His playing time was minimized due to injury, but Williams looked pretty similar to his college profile on limited reps. His lack of size stands out immediately and will keep his ceiling relatively low, especially because he doesn't offer the athleticism of most passing-down backs. Williams doesn't run fast enough to break arm tackles or run by defenders, both as a rusher (0.14 missed tackles forced per carry) and receiver. Where he wins is by being observant and reliable. He finds soft spots in zone, catches the ball cleanly, and is aware in pass protection. If Sean McVay and Matthew Stafford want to avoid negative plays at RB, then Williams could be a snap-eating change of pace RB. Anything beyond that would be very unexpected.
On very limited reps, Davis at least offered some straight line burst in a Tony Pollard like role. The differences between the two are staggering, however. Davis got tangled at the line of scrimmage on a large clip of his carries, and he doesn't have the requisite power to be a workhorse. On just 38 carries, he only had four missed tackles (0.11 per carry) and 2.1 yards after contact. This wasn't too far off his college profile either, where he was mostly used as a pass-game complement (then to Dameon Pierce). If Dallas views Pollard as bulky enough to consistently run up the middle, Davis can be good enough as a receiving back to be their No. 2. I still think Dallas should bring in someone heavier. It's the smallest RB room in the NFL.
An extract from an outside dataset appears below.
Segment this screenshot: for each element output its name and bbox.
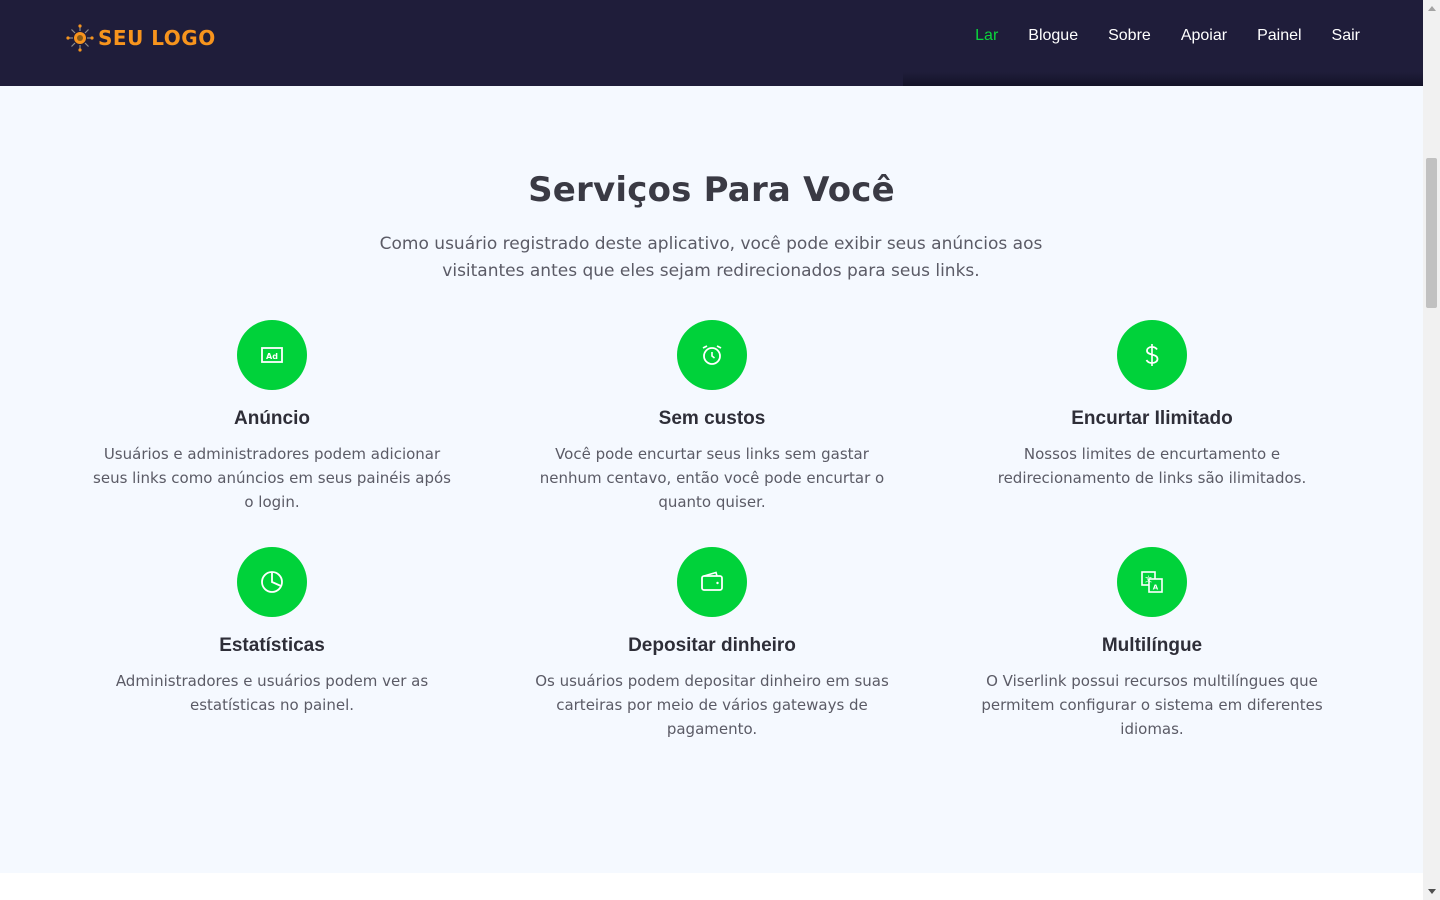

There wasn't enough playing time to go off of for a full profile. I will say that he has the requisite size and play speed to soak up NFL touches. If I had to guess where he would've been in my rankings on a bigger sample it'd be in the RB7-10 range here.
There's some upside here, but not enough film to make a declaration yet. Strong is all burst, and he connected on a few massive plays. In fact, he had 100 yards on 10 carries, plus caught all of his targets. Strong is an ideal change-of-pace to Rhamondre Stevenson, and I'm confident he'll outplay James Robinson for the No. 2 job.